O bloco cirúrgico, com sete salas, tem apenas três em funcionamento por falta de pessoal. Dois blocos hospitalares com capacidade para 80 leitos estão com obras inacabadas. Duas alas com 16 leitos de pós-operatório permanecem totalmente desativadas. Na Unidade Neonatal, apenas sete técnicos de enfermagem atendem dez leitos de UTI neonatal — quando o ideal seria nove. No CTI adulto, 12 dos 40 leitos estão fechados por falta de equipe.
Além de limitar a capacidade de atendimento, o número reduzido da equipe tem levado os profissionais à exaustão. Em uma das salas de cirurgia, técnicos relataram que quatro profissionais se desdobram ao limite para administrar medicamentos prescritos por cinco médicos.
“Temos trabalhadores atendendo dois setores ao mesmo tempo. Isso coloca em risco tanto o trabalhador quanto o paciente que está sob seus cuidados. Além disso, temos ainda as obras intermináveis, que também colocam todos em risco”, denuncia a diretora executiva do Sindicato Único dos Trabalhadores da Saúde (Sind-Saúde/MG), Neuza Freitas.
Hospital João XXIII
A situação no Hospital João XXIII, referência nacional no tratamento de traumas e queimaduras graves, também é alarmante. A unidade sofre com a falta de anestésicos e materiais básicos como luvas, pinças e esparadrapos, além da sobrecarga de seus profissionais.
A difícil realidade enfrentada pelos funcionários e pacientes foi mostrada em matéria do jornal Hoje em Dia, em outubro do ano passado. Na época, diante da falta de insumos, funcionários eram obrigados a improvisar com garrafa PET para substituir bolsas coletoras de urina.
Segundo profissionais ouvidos pelo Estado de Minas, a falta de materiais básicos é um “problema crônico”, que muitas vezes leva os funcionários e até familiares das vítimas a arcar com os custos dos itens.
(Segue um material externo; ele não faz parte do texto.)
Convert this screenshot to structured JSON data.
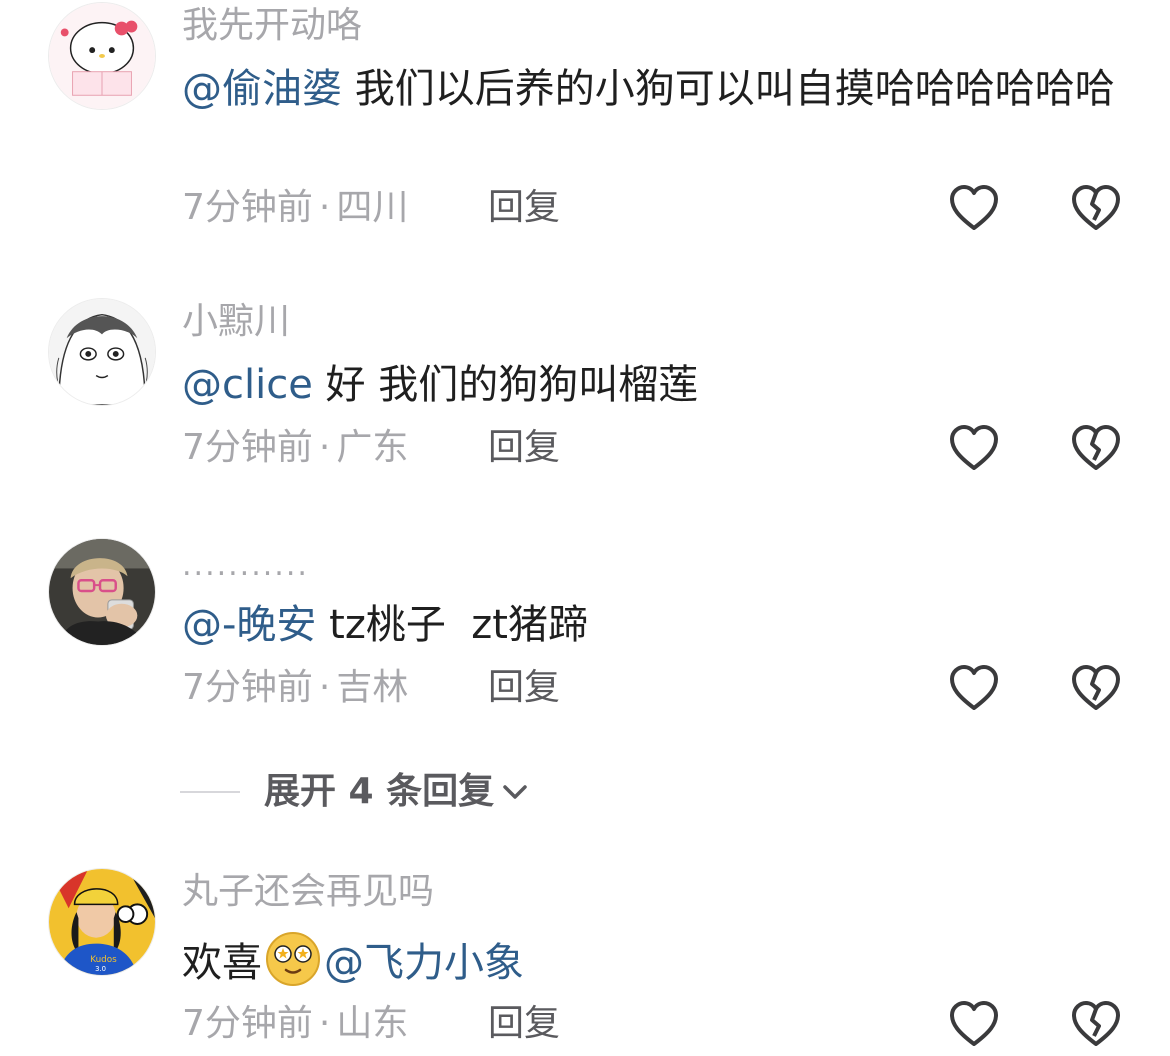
{
  "comments": [
    {
      "username": "我先开动咯",
      "mention": "@偷油婆",
      "text": " 我们以后养的小狗可以叫自摸哈哈哈哈哈哈",
      "time": "7分钟前",
      "dot": "·",
      "location": "四川",
      "reply": "回复"
    },
    {
      "username": "小黥川",
      "mention": "@clice",
      "text": " 好 我们的狗狗叫榴莲",
      "time": "7分钟前",
      "dot": "·",
      "location": "广东",
      "reply": "回复"
    },
    {
      "username": "...........",
      "mention": "@-晚安",
      "text": " tz桃子  zt猪蹄",
      "time": "7分钟前",
      "dot": "·",
      "location": "吉林",
      "reply": "回复"
    },
    {
      "username": "丸子还会再见吗",
      "text_before": "欢喜",
      "emoji": "star-eyes-emoji",
      "mention": "@飞力小象",
      "time": "7分钟前",
      "dot": "·",
      "location": "山东",
      "reply": "回复"
    }
  ],
  "expand_replies": {
    "label": "展开 4 条回复"
  },
  "colors": {
    "mention": "#2f5d8a",
    "secondary_text": "#a7a7ab",
    "primary_text": "#1f1f1f",
    "reply_text": "#5a5a5e"
  },
  "icons": {
    "like": "heart-outline-icon",
    "dislike": "broken-heart-outline-icon",
    "expand": "chevron-down-icon"
  }
}
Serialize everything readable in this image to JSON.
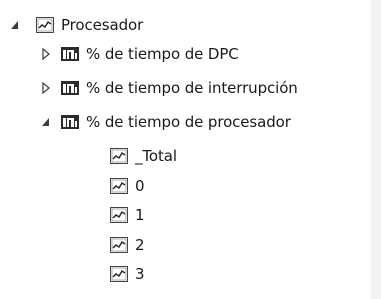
{
  "tree": {
    "root": {
      "label": "Procesador",
      "expanded": true,
      "icon": "line-chart-icon"
    },
    "counters": [
      {
        "label": "% de tiempo de DPC",
        "expanded": false,
        "icon": "instance-counter-icon"
      },
      {
        "label": "% de tiempo de interrupción",
        "expanded": false,
        "icon": "instance-counter-icon"
      },
      {
        "label": "% de tiempo de procesador",
        "expanded": true,
        "icon": "instance-counter-icon"
      }
    ],
    "instances": [
      {
        "label": "_Total",
        "icon": "line-chart-icon"
      },
      {
        "label": "0",
        "icon": "line-chart-icon"
      },
      {
        "label": "1",
        "icon": "line-chart-icon"
      },
      {
        "label": "2",
        "icon": "line-chart-icon"
      },
      {
        "label": "3",
        "icon": "line-chart-icon"
      }
    ]
  }
}
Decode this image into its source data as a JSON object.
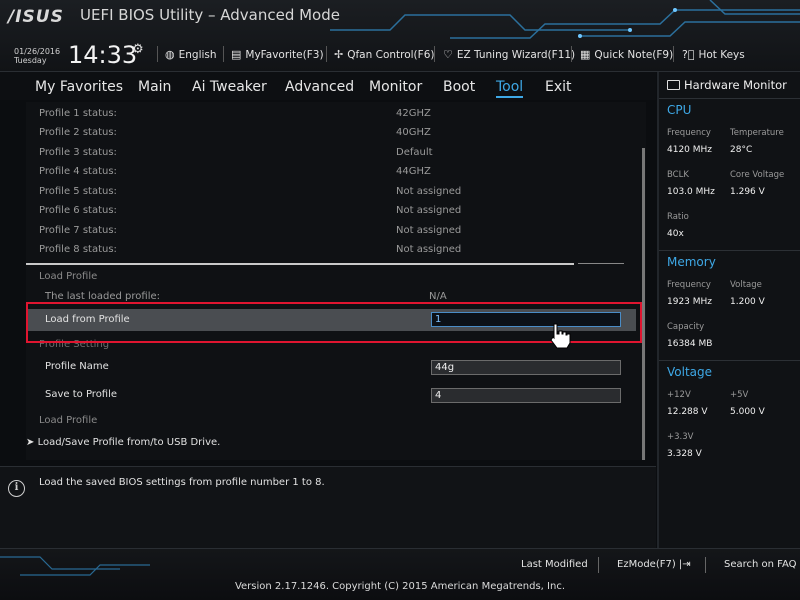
{
  "header": {
    "logo": "/ISUS",
    "title": "UEFI BIOS Utility – Advanced Mode",
    "date": "01/26/2016",
    "day": "Tuesday",
    "time": "14:33",
    "buttons": {
      "language": "English",
      "my_favorite": "MyFavorite(F3)",
      "qfan": "Qfan Control(F6)",
      "ez_tuning": "EZ Tuning Wizard(F11)",
      "quick_note": "Quick Note(F9)",
      "hot_keys": "Hot Keys"
    }
  },
  "nav": {
    "tabs": [
      "My Favorites",
      "Main",
      "Ai Tweaker",
      "Advanced",
      "Monitor",
      "Boot",
      "Tool",
      "Exit"
    ],
    "active": "Tool"
  },
  "profiles": [
    {
      "label": "Profile 1 status:",
      "value": "42GHZ"
    },
    {
      "label": "Profile 2 status:",
      "value": "40GHZ"
    },
    {
      "label": "Profile 3 status:",
      "value": "Default"
    },
    {
      "label": "Profile 4 status:",
      "value": "44GHZ"
    },
    {
      "label": "Profile 5 status:",
      "value": "Not assigned"
    },
    {
      "label": "Profile 6 status:",
      "value": "Not assigned"
    },
    {
      "label": "Profile 7 status:",
      "value": "Not assigned"
    },
    {
      "label": "Profile 8 status:",
      "value": "Not assigned"
    }
  ],
  "load_section": {
    "heading": "Load Profile",
    "last_loaded_label": "The last loaded profile:",
    "last_loaded_value": "N/A",
    "load_from_label": "Load from Profile",
    "load_from_value": "1"
  },
  "profile_setting": {
    "heading": "Profile Setting",
    "name_label": "Profile Name",
    "name_value": "44g",
    "save_label": "Save to Profile",
    "save_value": "4",
    "load_heading": "Load Profile"
  },
  "usb_link": "Load/Save Profile from/to USB Drive.",
  "help_text": "Load the saved BIOS settings from profile number 1 to 8.",
  "hw": {
    "title": "Hardware Monitor",
    "cpu": {
      "heading": "CPU",
      "frequency_label": "Frequency",
      "frequency": "4120 MHz",
      "temperature_label": "Temperature",
      "temperature": "28°C",
      "bclk_label": "BCLK",
      "bclk": "103.0 MHz",
      "core_voltage_label": "Core Voltage",
      "core_voltage": "1.296 V",
      "ratio_label": "Ratio",
      "ratio": "40x"
    },
    "memory": {
      "heading": "Memory",
      "frequency_label": "Frequency",
      "frequency": "1923 MHz",
      "voltage_label": "Voltage",
      "voltage": "1.200 V",
      "capacity_label": "Capacity",
      "capacity": "16384 MB"
    },
    "voltage": {
      "heading": "Voltage",
      "v12_label": "+12V",
      "v12": "12.288 V",
      "v5_label": "+5V",
      "v5": "5.000 V",
      "v33_label": "+3.3V",
      "v33": "3.328 V"
    }
  },
  "footer": {
    "last_modified": "Last Modified",
    "ez_mode": "EzMode(F7)",
    "search_faq": "Search on FAQ",
    "version": "Version 2.17.1246. Copyright (C) 2015 American Megatrends, Inc."
  },
  "colors": {
    "accent": "#3ea8e6",
    "highlight": "#e01530"
  }
}
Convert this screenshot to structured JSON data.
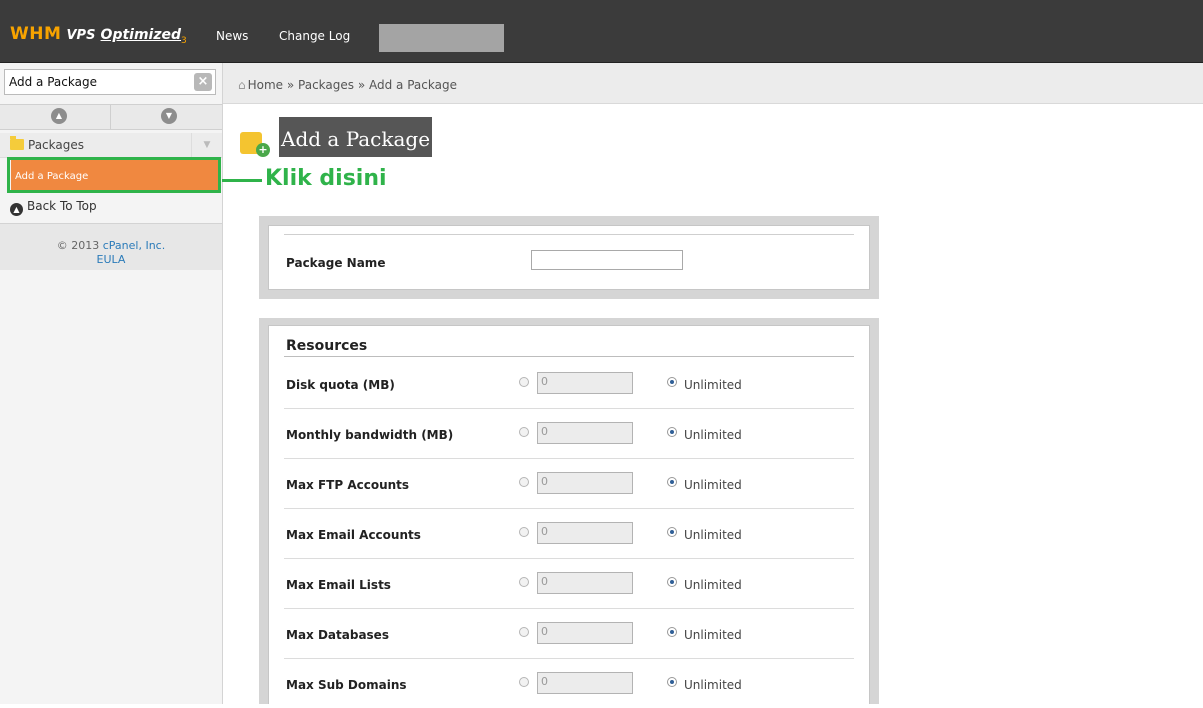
{
  "header": {
    "logo": {
      "whm": "WHM",
      "vps": "VPS",
      "optimized": "Optimized",
      "version": "3"
    },
    "nav": [
      "News",
      "Change Log"
    ]
  },
  "sidebar": {
    "search_value": "Add a Package",
    "category": "Packages",
    "active_item": "Add a Package",
    "back_to_top": "Back To Top",
    "copyright_prefix": "© 2013",
    "copyright_link": "cPanel, Inc.",
    "eula": "EULA"
  },
  "breadcrumb": "Home » Packages » Add a Package",
  "page_title": "Add a Package",
  "annotation": "Klik disini",
  "form": {
    "package_name_label": "Package Name",
    "resources_title": "Resources",
    "resources": [
      {
        "label": "Disk quota (MB)",
        "value": "0",
        "unlimited": "Unlimited"
      },
      {
        "label": "Monthly bandwidth (MB)",
        "value": "0",
        "unlimited": "Unlimited"
      },
      {
        "label": "Max FTP Accounts",
        "value": "0",
        "unlimited": "Unlimited"
      },
      {
        "label": "Max Email Accounts",
        "value": "0",
        "unlimited": "Unlimited"
      },
      {
        "label": "Max Email Lists",
        "value": "0",
        "unlimited": "Unlimited"
      },
      {
        "label": "Max Databases",
        "value": "0",
        "unlimited": "Unlimited"
      },
      {
        "label": "Max Sub Domains",
        "value": "0",
        "unlimited": "Unlimited"
      }
    ]
  },
  "colors": {
    "topbar": "#3b3b3b",
    "logo_accent": "#f7a300",
    "active_item": "#f08840",
    "annotation_green": "#2fb34a"
  }
}
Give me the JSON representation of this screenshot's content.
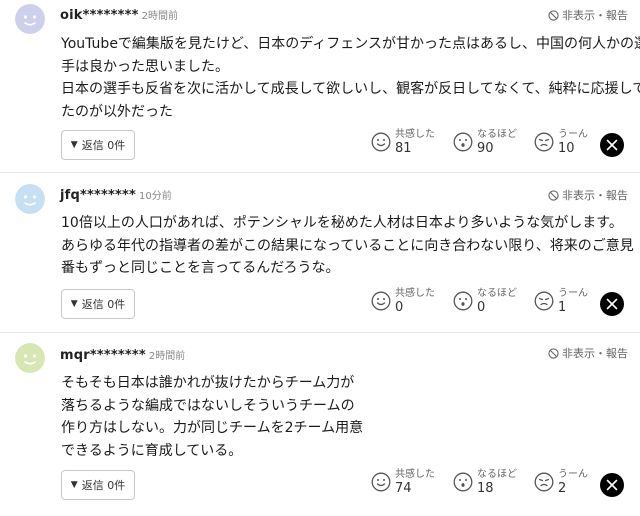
{
  "labels": {
    "hide_report": "非表示・報告",
    "reaction_empathy": "共感した",
    "reaction_indeed": "なるほど",
    "reaction_hmm": "うーん"
  },
  "comments": [
    {
      "username": "oik********",
      "time": "2時間前",
      "avatar_color": "#ccd0ec",
      "text": "YouTubeで編集版を見たけど、日本のディフェンスが甘かった点はあるし、中国の何人かの選\n手は良かった思いました。\n日本の選手も反省を次に活かして成長して欲しいし、観客が反日してなくて、純粋に応援して\nたのが以外だった",
      "reply_label": "返信 0件",
      "counts": {
        "empathy": "81",
        "indeed": "90",
        "hmm": "10"
      }
    },
    {
      "username": "jfq********",
      "time": "10分前",
      "avatar_color": "#c6e0f3",
      "text": "10倍以上の人口があれば、ポテンシャルを秘めた人材は日本より多いような気がします。\nあらゆる年代の指導者の差がこの結果になっていることに向き合わない限り、将来のご意見\n番もずっと同じことを言ってるんだろうな。",
      "reply_label": "返信 0件",
      "counts": {
        "empathy": "0",
        "indeed": "0",
        "hmm": "1"
      }
    },
    {
      "username": "mqr********",
      "time": "2時間前",
      "avatar_color": "#d6e7b3",
      "text": "そもそも日本は誰かれが抜けたからチーム力が\n落ちるような編成ではないしそういうチームの\n作り方はしない。力が同じチームを2チーム用意\nできるように育成している。",
      "reply_label": "返信 0件",
      "counts": {
        "empathy": "74",
        "indeed": "18",
        "hmm": "2"
      }
    }
  ]
}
A situação, que já era grave, piorou desde o início do ano com a decisão do governo Zema de fechar o bloco cirúrgico do Hospital Maria Amélia Lins (HMAL) e transferir os pacientes para o Hospital João XXIII. A medida causou sobrecarga na unidade com relatos de pacientes pelos corredores aguardando há vários dias por cirurgias ortopédicas, situação constatada por deputados do Bloco Democracia e Luta durante visita da Comissão de Direitos Humanos.
Às vésperas do carnaval, a falta de macas na unidade levou o hospital a reter o equipamento das ambulâncias do Serviço de Atendimento Móvel de Urgência (SAMU), afetando a rotina de atendimento do serviço de emergência, cujas equipes precisaram aguardar horas para ter a maca liberada e atender novos chamados. Desde então, a situação se repete, principalmente às segundas-feiras e nos fins de semana.
O diretor do Sindicato dos Trabalhadores da Rede Fhemig (Sindpros) e funcionário do João XXIII, Carlos Martins, relatou ao jornal Estado de Minas que os funcionários usam até cadeiras de banho para transportar os pacientes. Há ainda relatos da presença de escorpiões e baratas na unidade. Segundo um funcionário do hospital, em uma semana foram encontrados nove escorpiões no CTI.
Profissionais e pacientes também sofrem com problemas na refrigeração. Em meio às temperaturas elevadas do mês de fevereiro, a UTI pediátrica registrou 30º, expondo os pacientes a riscos de infecção devido ao calor excessivo. Em abril, uma pane no ar-condicionado do bloco cirúrgico levou à suspensão de todas as cirurgias eletivas por horas.
Além de colocar em risco o socorro aos pacientes, todos esses problemas prejudicam o trabalho dos profissionais do hospital, que ainda enfrentam um quadro reduzido de funcionários.
Hospital Risoleta Neves
O descaso com a saúde pública se repete no Hospital Risoleta Tolentino Neves. Superlotado, somente neste ano, a unidade já precisou barrar a entrada de novos pacientes duas vezes, antes mesmo de o governo decretar situação de emergência devido ao aumento das doenças respiratórias.
Com capacidade para 90 pacientes, em 28/04/25, o hospital registrou 171 atendimentos simultâneos. No dia seguinte, o número ultrapassou o dobro do suportado, com 124 pacientes. A superlotação vem se tornando um problema crônico na unidade, que, desde 2023, tem picos de demanda que extrapolam a capacidade operacional de atendimento.
Segundo Cristiano Túlio Maciel Albuquerque, endocrinologista pediátrico e diretor de mobilização do Sindicato dos Médicos de Minas Gerais (Sinmed-MG), a estagnação dos repasses é a origem da crise que afeta o Risoleta, cujo déficit mensal é de mais de R$2 milhões.
O rombo financeiro traz como consequências a falta de investimentos em infraestrutura e de reajustes adequados aos profissionais, que também enfrentam sobrecarga de trabalho.
Na pediatria, por exemplo, onde a equipe mínima deveria ter seis pediatras por plantão, há dias em que apenas dois médicos estão presentes. “Tem dia que só tem um, e já houve dias em que não havia nenhum pediatra”, relatou Cristiano ao jornal Estado de Minas.
Hospital Infantil João Paulo II
No centro da crise respiratória que avança por Minas Gerais, o Hospital Infantil João Paulo II, em Belo Horizonte, é mais um retrato do colapso da rede pública de saúde. Referência no tratamento de doenças respiratórias graves, atualmente, o hospital opera com a capacidade extrapolada em 120%. A unidade tem enfrentado uma média de 400 atendimentos por dia, com todos os leitos de UTI pediátrica completamente ocupados.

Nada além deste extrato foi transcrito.